The record begins with Flume, a song covered by none other than Peter Gabriel himself.  See what you think of that, here. I'm not sure what I think about understanding all the words in this song, since part of what draws me into the raw emotionalism of Bon Iver's music is the way his Vernon's voice makes it hard to make out the english words.

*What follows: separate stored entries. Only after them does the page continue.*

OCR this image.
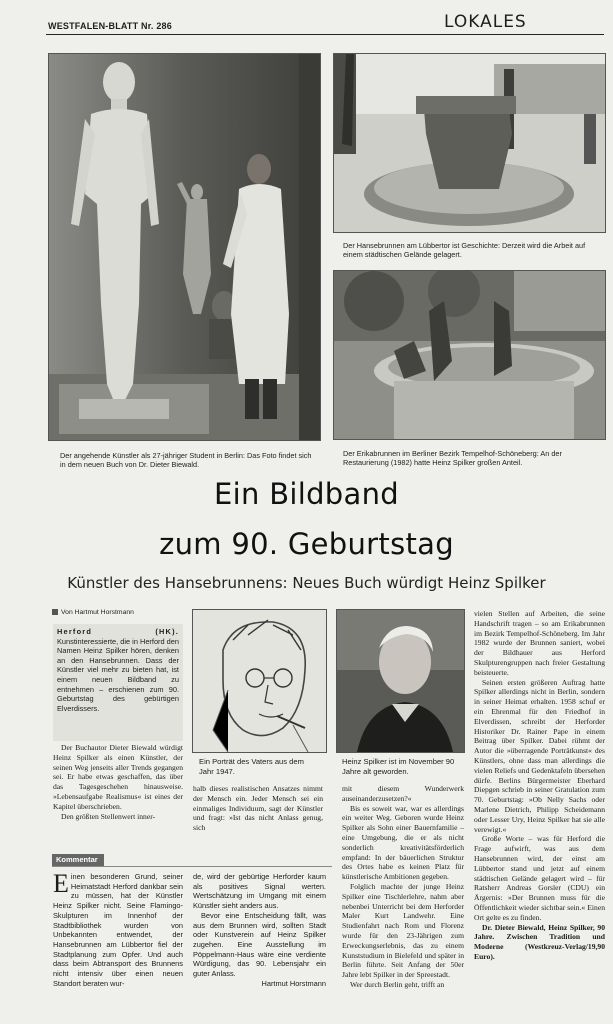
WESTFALEN-BLATT Nr. 286	LOKALES
Der angehende Künstler als 27-jähriger Student in Berlin: Das Foto findet sich in dem neuen Buch von Dr. Dieter Biewald.
Der Hansebrunnen am Lübbertor ist Geschichte: Derzeit wird die Arbeit auf einem städtischen Gelände gelagert.
Der Erikabrunnen im Berliner Bezirk Tempelhof-Schöneberg: An der Restaurierung (1982) hatte Heinz Spilker großen Anteil.
Ein Bildband
zum 90. Geburtstag
Künstler des Hansebrunnens: Neues Buch würdigt Heinz Spilker
Von Hartmut Horstmann

Herford (HK). Kunstinteressierte, die in Herford den Namen Heinz Spilker hören, denken an den Hansebrunnen. Dass der Künstler viel mehr zu bieten hat, ist einem neuen Bildband zu entnehmen – erschienen zum 90. Geburtstag des gebürtigen Elverdissers.

Der Buchautor Dieter Biewald würdigt Heinz Spilker als einen Künstler, der seinen Weg jenseits aller Trends gegangen sei. Er habe etwas geschaffen, das über das Tagesgeschehen hinausweise. »Lebensaufgabe Realismus« ist eines der Kapitel überschrieben.

Den größten Stellenwert inner-

Ein Porträt des Vaters aus dem Jahr 1947.

halb dieses realistischen Ansatzes nimmt der Mensch ein. Jeder Mensch sei ein einmaliges Individuum, sagt der Künstler und fragt: »Ist das nicht Anlass genug, sich

Heinz Spilker ist im November 90 Jahre alt geworden.

mit diesem Wunderwerk auseinanderzusetzen?«

Bis es soweit war, war es allerdings ein weiter Weg. Geboren wurde Heinz Spilker als Sohn einer Bauernfamilie – eine Umgebung, die er als nicht sonderlich kreativitätsförderlich empfand: In der bäuerlichen Struktur des Ortes habe es keinen Platz für künstlerische Ambitionen gegeben.

Folglich machte der junge Heinz Spilker eine Tischlerlehre, nahm aber nebenbei Unterricht bei dem Herforder Maler Kurt Landwehr. Eine Studienfahrt nach Rom und Florenz wurde für den 23-Jährigen zum Erweckungserlebnis, das zu einem Kunststudium in Bielefeld und später in Berlin führte. Seit Anfang der 50er Jahre lebt Spilker in der Spreestadt.

Wer durch Berlin geht, trifft an

vielen Stellen auf Arbeiten, die seine Handschrift tragen – so am Erikabrunnen im Bezirk Tempelhof-Schöneberg. Im Jahr 1982 wurde der Brunnen saniert, wobei der Bildhauer aus Herford Skulpturengruppen nach freier Gestaltung beisteuerte.

Seinen ersten größeren Auftrag hatte Spilker allerdings nicht in Berlin, sondern in seiner Heimat erhalten. 1958 schuf er ein Ehrenmal für den Friedhof in Elverdissen, schreibt der Herforder Historiker Dr. Rainer Pape in einem Beitrag über Spilker. Dabei rühmt der Autor die »überragende Porträtkunst« des Künstlers, ohne dass man allerdings die vielen Reliefs und Gedenktafeln übersehen dürfe. Berlins Bürgermeister Eberhard Diepgen schrieb in seiner Gratulation zum 70. Geburtstag: »Ob Nelly Sachs oder Marlene Dietrich, Philipp Scheidemann oder Lesser Ury, Heinz Spilker hat sie alle verewigt.«

Große Worte – was für Herford die Frage aufwirft, was aus dem Hansebrunnen wird, der einst am Lübbertor stand und jetzt auf einem städtischen Gelände gelagert wird – für Ratsherr Andreas Gorsler (CDU) ein Ärgernis: »Der Brunnen muss für die Öffentlichkeit wieder sichtbar sein.« Einen Ort gelte es zu finden.

Dr. Dieter Biewald, Heinz Spilker, 90 Jahre. Zwischen Tradition und Moderne (Westkreuz-Verlag/19,90 Euro).

Kommentar

Einen besonderen Grund, seiner Heimatstadt Herford dankbar sein zu müssen, hat der Künstler Heinz Spilker nicht. Seine Flamingo-Skulpturen im Innenhof der Stadtbibliothek wurden von Unbekannten entwendet, der Hansebrunnen am Lübbertor fiel der Stadtplanung zum Opfer. Und auch dass beim Abtransport des Brunnens nicht intensiv über einen neuen Standort beraten wur-

de, wird der gebürtige Herforder kaum als positives Signal werten. Wertschätzung im Umgang mit einem Künstler sieht anders aus.

Bevor eine Entscheidung fällt, was aus dem Brunnen wird, sollten Stadt oder Kunstverein auf Heinz Spilker zugehen. Eine Ausstellung im Pöppelmann-Haus wäre eine verdiente Würdigung, das 90. Lebensjahr ein guter Anlass.

Hartmut Horstmann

There is a sense that the only language that is clearly being spoken is that of music, and when a word or phrase does break in to my consciousness, it becomes especially meaningful.  One of the clearest sounds in Flume is a muffled echo, reminding me that when grief is most poignant, sometimes nothing else sounds clear. 

Although Lump Sum begins with monkish motet-like harmonies, the song picks up with a faster pace, without losing the sadness that permeates the entire album.  The echoey sounds continue in the harmonies, and the song fades perfectly into Skinny Love, arguably the most popular song from For Emma..., and for good reason, since few break-up songs are able to so honestly hold in tension such raw emotion with thoughtful reflection.

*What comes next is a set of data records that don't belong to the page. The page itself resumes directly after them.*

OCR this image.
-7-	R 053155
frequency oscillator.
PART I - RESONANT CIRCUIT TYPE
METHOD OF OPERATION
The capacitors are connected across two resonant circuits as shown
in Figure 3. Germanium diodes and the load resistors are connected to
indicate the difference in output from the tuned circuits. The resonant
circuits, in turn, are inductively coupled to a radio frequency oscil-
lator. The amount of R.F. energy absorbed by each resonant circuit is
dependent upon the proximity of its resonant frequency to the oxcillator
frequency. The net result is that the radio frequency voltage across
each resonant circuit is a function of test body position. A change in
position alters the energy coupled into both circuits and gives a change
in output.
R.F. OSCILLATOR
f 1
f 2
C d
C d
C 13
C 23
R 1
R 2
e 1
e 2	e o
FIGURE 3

The Wolves (Act I and II) slows down and emphasizes harmonies that remind me of Fleet Foxes.  It moves from being nearly the sparsest track on the album, to being the most dense, complete with a horn section and chaotic drum set solo, and finally returning to the sparse voice and guitar feel it began with.  I feel as though if I took a bit more time with this song, I would find all five stages of grief represented.  Someone else can do that though.  I'm moving on to my first love of this album: Blindsided.

Just this listen through, I realized was how clear Vernon's vocals are on Blindsided.  It seems as though the only thing he can make sense of verbally is his feelings from being blindsided, and his continual reeling from the shock.

Creature Fear and Team are two songs that carry the most volume and energy on For Emma, but instead of coming across as angry, they sound confused and desperate.  Team is also the one lyric-less track on the album (though Vernon's voice and whistle can still be heard), but I hardly notice this because of how Vernon treats his voice already like one of the instruments.

For Emma seems as though he has moved to a point of considering closure.  Don't get me wrong; he's still fairly bitter, ("Go find another lover... to string along") but the relationship feels "forever ago".  My favourite part of this song are the horns.  The strumming pattern gets old, but it does carry this sense of moving forward, one step at a time.  If the album ended here, I think it would sound like a fabricated happy(ish) ending, but luckily it does not.

Vernon ends with an "excavation" - Re:Stacks is a reflection that questions the entirety of his lost relationship.  He plays with the metaphor of gambling in a way that is full of both sadness and hope.  Hope, because there is a hint in the last line that the album itself is a part of the process towards moving on.  He may have hit rock bottom, but he knew exactly where to channel that painful, chaotic energy: into an album that wrestles with his fears and griefs vulnerably and honestly.  This is an album that I will return to, not only when I am at my worst, but perhaps especially when I am.